La frattura fra un presente che ci pone problemi e un passato che ci può fornire suggerimenti è recente, è opera della tecnologia ed è grave e da pochissimi denunciata nella sua drammaticità (per esempio da Umberto Galimberti in Psiche e Techne). Se la storia della tecnologia accompagna quella dell’uomo da millenni, è solo nello spazio degli ultimi decenni che è diventata pervasiva al punto di sostituire, in un certo senso, quella umana. La storia della tecnologia sostituisce la storia umana ma, essendo priva di scopo – dice Galimberti – induce alienazione. La tecnologia non ha valori, non costruisce senso, non promuove finalità; semplicemente “funziona”. E se non funziona non sappiamo cosa fare.

Posso raccontare un paio di aneddoti da “nativo analogico” quale sono? Il primo aneddoto riguarda una matteria giovanile; un venerdì mi venne a trovare un amico chiedendomi se mi andava di andare a ballare a Modena (città distante ma non lontanissima da dove abitavo allora). Saluto mia madre in modo vago e senza dare grandi precisazioni e parto col mio amico. Arriviamo a Modena in serata e troviamo un mortorio, non sapevamo neppure bene cosa fare… Dopo un po’ di giri a vuoto il mio amico dice “ma vogliamo andare a Milano?”, e ovviamente via, col suo vecchio maggiolino rosso, un po’ alla guida lui e un po’ io. Si arriva verso Milano a notte fonda, parcheggiamo in un’area di sosta e crolliamo. Ci svegliamo un po’ sfatti per lo spostamento d’aria dei camion, con gli occhi appiccicati chiedendoci che fare… “Ma li hai mai visti i laghi? – dico io – perché non ci facciamo un salto?”. Andiamo quindi al Lago Maggiore, facciamo un bel giro, mangiamo un panino, ci guardiamo un po’ attorno e poi lui mi dice “Ma sai che non sono mai stato in Svizzera? È vicino, perché non…” e andiamo a Lugano, girelliamo per la città, poi cerchiamo un ostello dove pernottare. Il giorno dopo è un lungo ritorno, con non so quali tappe. Torno a casa nella notte fra domenica e lunedì. Ricordo benissimo la scena: era buio, io ero stravolto. Da lontano vedo casa mia (abitavamo in campagna) con la lucina della porta d’ingresso illuminata e una donnina sulla soglia, in vestaglia. Era mia madre. Non mi vedeva da circa 60 ore, non sapeva nulla di me ed era un filino preoccupata.
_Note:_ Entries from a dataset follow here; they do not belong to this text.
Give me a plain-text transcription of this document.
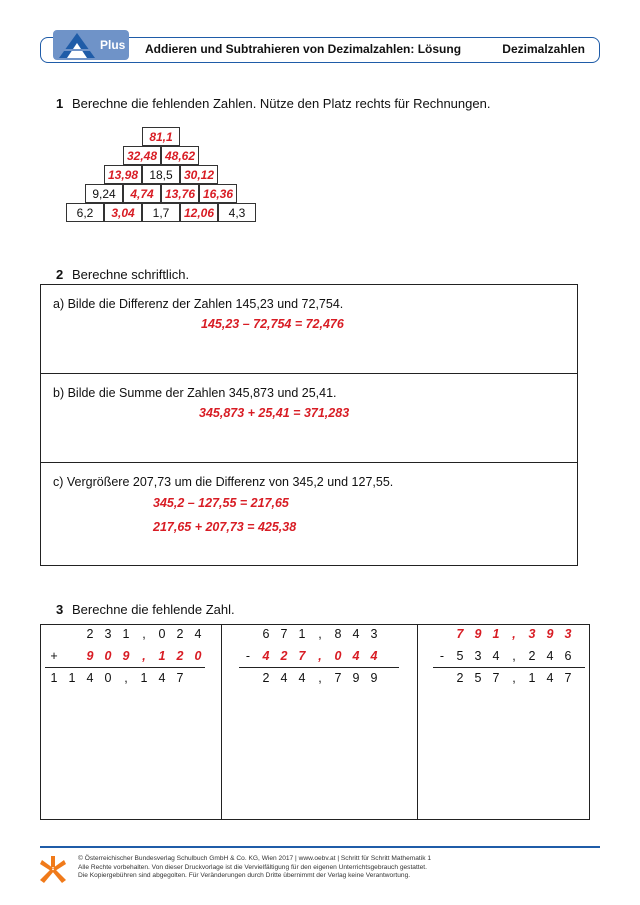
Plus Addieren und Subtrahieren von Dezimalzahlen: Lösung	Dezimalzahlen
1 Berechne die fehlenden Zahlen. Nütze den Platz rechts für Rechnungen.
81,1
32,48 48,62
13,98 18,5 30,12
9,24	4,74 13,76 16,36
6,2	3,04	1,7	12,06	4,3
2 Berechne schriftlich.
a) Bilde die Differenz der Zahlen 145,23 und 72,754.
145,23 – 72,754 = 72,476
b) Bilde die Summe der Zahlen 345,873 und 25,41.
345,873 + 25,41 = 371,283
c) Vergrößere 207,73 um die Differenz von 345,2 und 127,55.
345,2 – 127,55 = 217,65
217,65 + 207,73 = 425,38
3 Berechne die fehlende Zahl.
2 3 1 , 0 2 4
+ 9 0 9 , 1 2 0
1 1 4 0 , 1 4 7
6 7 1 , 8 4 3
- 4 2 7 , 0 4 4
2 4 4 , 7 9 9
7 9 1 , 3 9 3
- 5 3 4 , 2 4 6
2 5 7 , 1 4 7
© Österreichischer Bundesverlag Schulbuch GmbH & Co. KG, Wien 2017 | www.oebv.at | Schritt für Schritt Mathematik 1
Alle Rechte vorbehalten. Von dieser Druckvorlage ist die Vervielfältigung für den eigenen Unterrichtsgebrauch gestattet.
Die Kopiergebühren sind abgegolten. Für Veränderungen durch Dritte übernimmt der Verlag keine Verantwortung.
Spero vi arrivi il senso di questo racconto, completamente vero. Non c’erano i telefonini, non si rimaneva collegati. Sì, direte voi, potevi usare il telefono pubblico. Certo, ma non è qui il senso della mia storia. Io non ho voluto telefonare, ma mia madre non poteva telefonarmi. Adesso quando a una certa ora qualcuno della mia famiglia non torna a casa posso aprire l’applicazione “Trova amici” e vedo sulla mappa in quale posto sono, se sono in avvicinamento o no, e se voglio telefono, invio un SMS, mando un messaggio vocale, oppure una foto di quello che mi pare, li posso videochiamare… Mio figlio ha vissuto molti anni all’estero, ma quasi ogni giorno lo vedevo, facevamo due chiacchiere, parlavamo di problemi domestici o di lavoro… Ora, se mi capita di portare fuori il cane e mi accorgo di essere senza smartphone mi sento male. E se qualcuno mi cerca? E se avessi bisogno? Ma poi c’è campo? Qui c’è Wi-Fi? Perché è lento? Ah, mi è arrivata un’email! Fammi sbirciare Twitter… Temo di essere leggermente dipendente. Sono un ABA – Always Be Addicted. Ansia quando la connessione è lenta. Panico quando salta e a casa resto disconnesso, isolato.
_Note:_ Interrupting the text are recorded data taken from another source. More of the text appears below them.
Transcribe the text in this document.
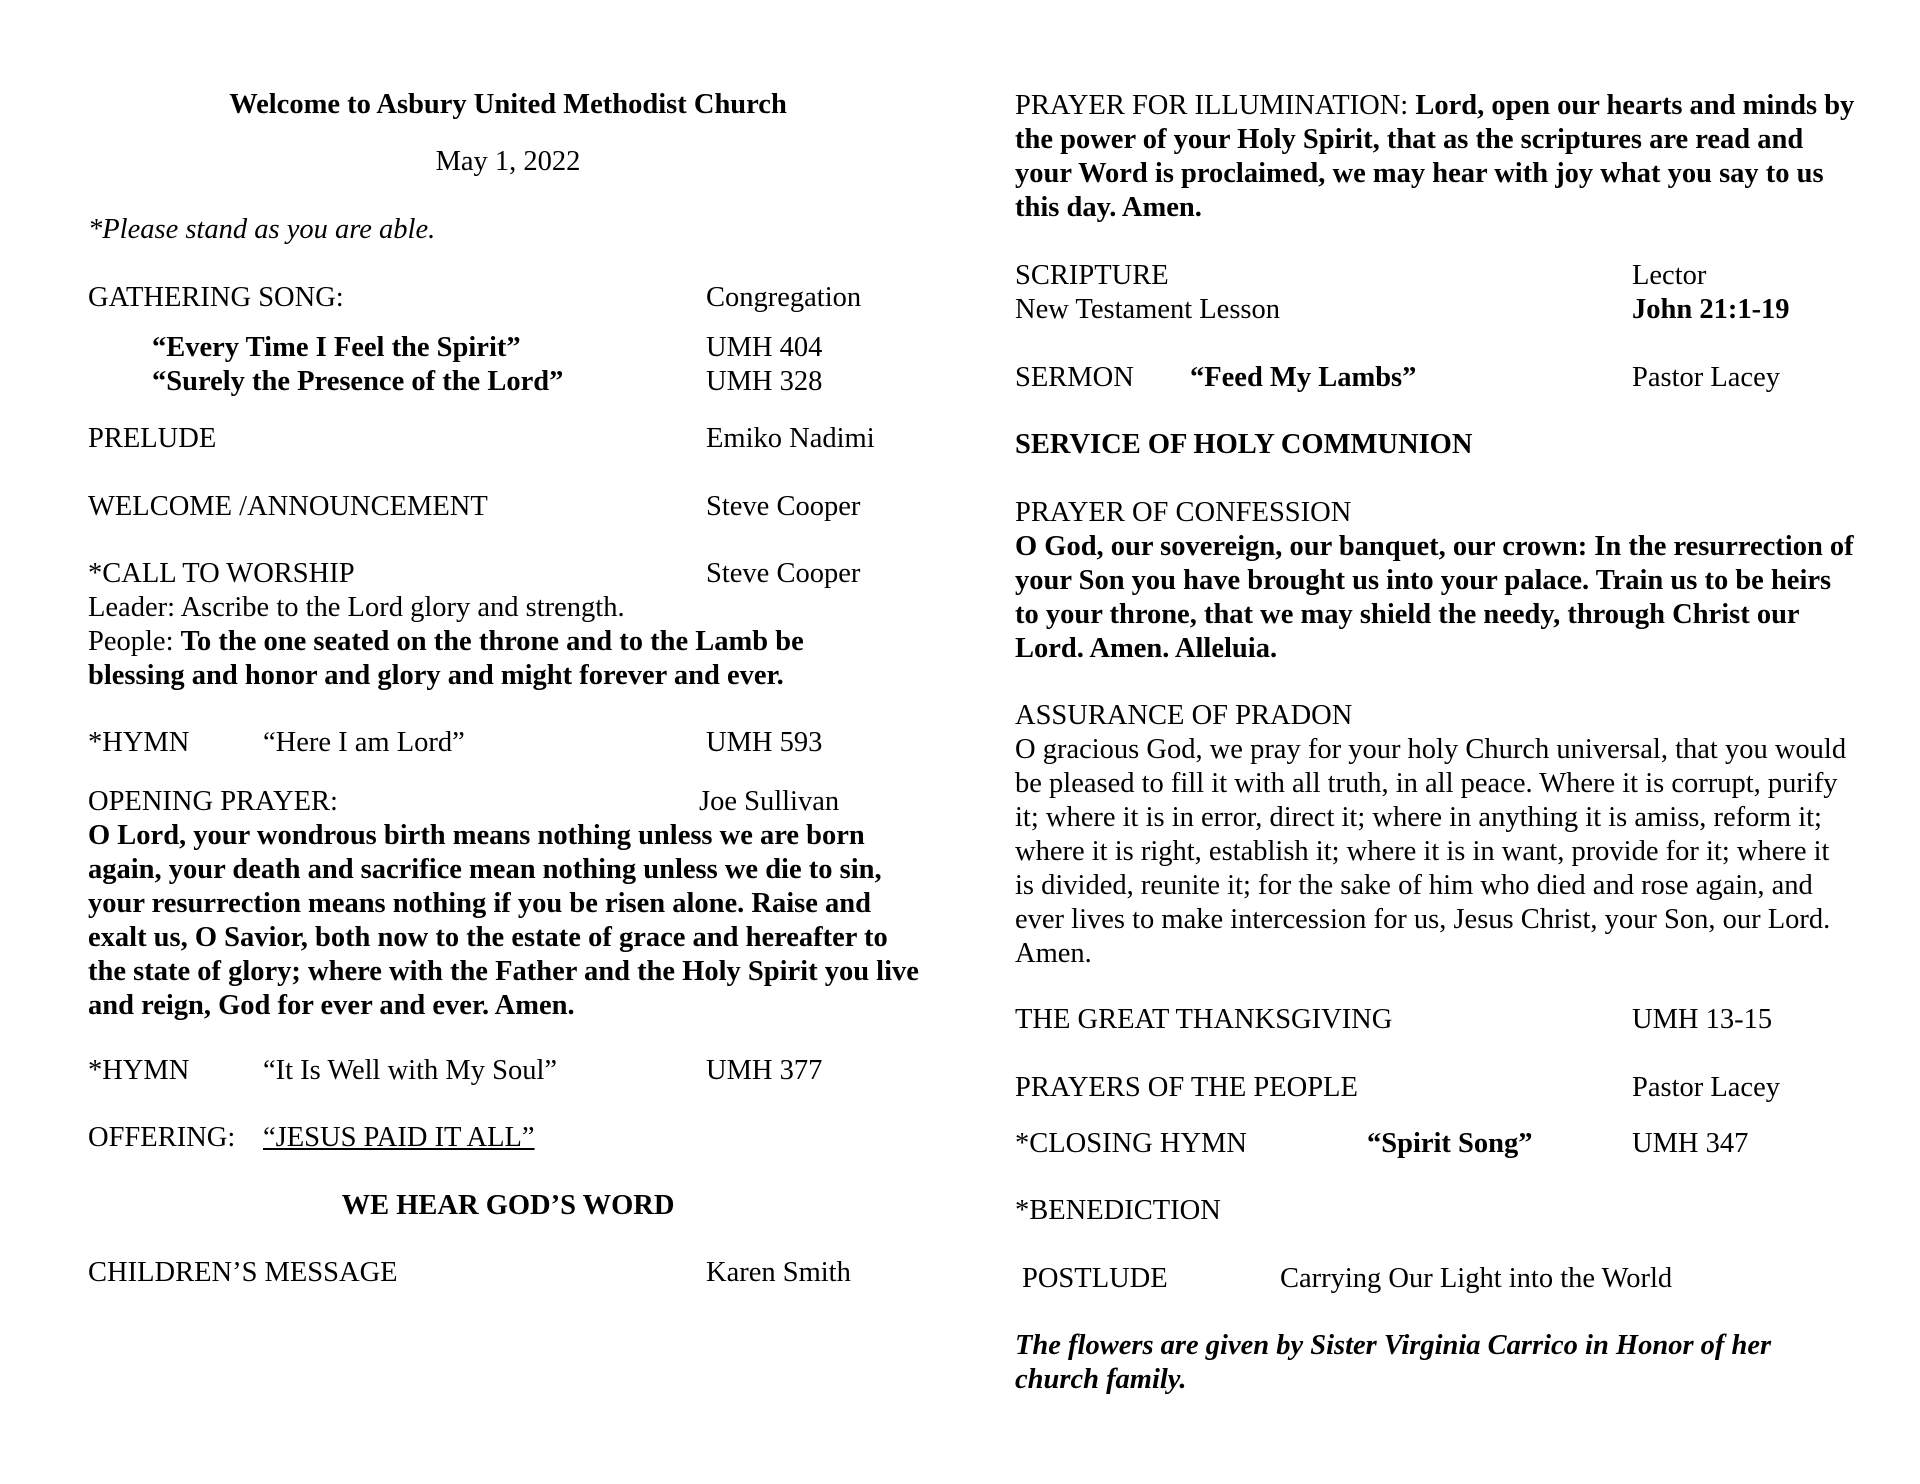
Welcome to Asbury United Methodist Church
May 1, 2022
*Please stand as you are able.
GATHERING SONG:	Congregation
“Every Time I Feel the Spirit”	UMH 404
“Surely the Presence of the Lord”	UMH 328
PRELUDE	Emiko Nadimi
WELCOME /ANNOUNCEMENT	Steve Cooper
*CALL TO WORSHIP	Steve Cooper
Leader: Ascribe to the Lord glory and strength.
People: To the one seated on the throne and to the Lamb be blessing and honor and glory and might forever and ever.
*HYMN	“Here I am Lord”	UMH 593
OPENING PRAYER:	Joe Sullivan
O Lord, your wondrous birth means nothing unless we are born again, your death and sacrifice mean nothing unless we die to sin, your resurrection means nothing if you be risen alone. Raise and exalt us, O Savior, both now to the estate of grace and hereafter to the state of glory; where with the Father and the Holy Spirit you live and reign, God for ever and ever. Amen.
*HYMN	“It Is Well with My Soul”	UMH 377
OFFERING: “JESUS PAID IT ALL”
WE HEAR GOD’S WORD
CHILDREN’S MESSAGE	Karen Smith
PRAYER FOR ILLUMINATION: Lord, open our hearts and minds by the power of your Holy Spirit, that as the scriptures are read and your Word is proclaimed, we may hear with joy what you say to us this day. Amen.
SCRIPTURE	Lector
New Testament Lesson	John 21:1-19
SERMON “Feed My Lambs”	Pastor Lacey
SERVICE OF HOLY COMMUNION
PRAYER OF CONFESSION
O God, our sovereign, our banquet, our crown: In the resurrection of your Son you have brought us into your palace. Train us to be heirs to your throne, that we may shield the needy, through Christ our Lord. Amen. Alleluia.
ASSURANCE OF PRADON
O gracious God, we pray for your holy Church universal, that you would be pleased to fill it with all truth, in all peace. Where it is corrupt, purify it; where it is in error, direct it; where in anything it is amiss, reform it; where it is right, establish it; where it is in want, provide for it; where it is divided, reunite it; for the sake of him who died and rose again, and ever lives to make intercession for us, Jesus Christ, your Son, our Lord. Amen.
THE GREAT THANKSGIVING	UMH 13-15
PRAYERS OF THE PEOPLE	Pastor Lacey
*CLOSING HYMN	“Spirit Song”	UMH 347
*BENEDICTION
POSTLUDE	Carrying Our Light into the World
The flowers are given by Sister Virginia Carrico in Honor of her church family.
gente-smartphone-trafficoIl secondo aneddoto riguarda l’ambito professionale, e più che un aneddoto è il ricordo di come funzionava il lavoro intellettuale e di ricerca qualche decennio fa. Per esempio come si scriveva un saggio? Io facevo così: scrivevo con la penna stilografica su carta (incredibile, vero?); quando avevo finito rileggevo e correggevo sempre con la penna (per esempio tiravo una riga sopra una frase sbagliata e sopra scrivevo quella giusta); a volte ricopiavo per poter rileggere tutto senza l’effetto disturbante delle correzioni; effettuate alcune altre correzioni copiavo a macchina. Macchina da scrivere, avete presente? Bah! cercatevela sulla Wikipedia! Una volta dattilografato tutto, con una visione più “a stampa”, rileggevo e ricorreggevo per l’ultima volta con la penna per poi inevitabilmente riscrivere “in bella” (si diceva così) per consegnare al tipografo, che faceva un complicato lavoro manuale di composizione delle lettere in piombo, riga per riga, del testo. Poi ne stampava una copia e me la dava da leggere come bozza da ri-correggere per poi stampare il definitivo. Il pensiero fluiva lentamente dalla mia mente ai segni tracciati sulla carta, e ripetuti, e ricorretti… un altro modo di scrivere! Poi vennero i computer e usavo un 8086 a fosfori verdi che aveva un programma di scrittura ECCEZIONALE! Tutte le correzioni direttamente su schermo, velocissime. Se dovevo spostare un capoverso, per esempio, dovevo marcare l’inizio del periodo con un tasto funzione (tipo F3), marcare la fine del periodo con un altro tasto funzione (diciamo F4), segnare con un terzo tasto funzione il posto dove andava collocato il brano e infine con un quarto tasto funzione dare l’OK all’operazione. Una vera magia, incredibilmente veloce, non vi pare? Ora dalla mia postazione posso scrivere un libro, correggerlo e pubblicarlo su Amazon senza sforzo. Un altro esempio, relativo all’elaborazione dei dati, l’ho proposto tempo fa.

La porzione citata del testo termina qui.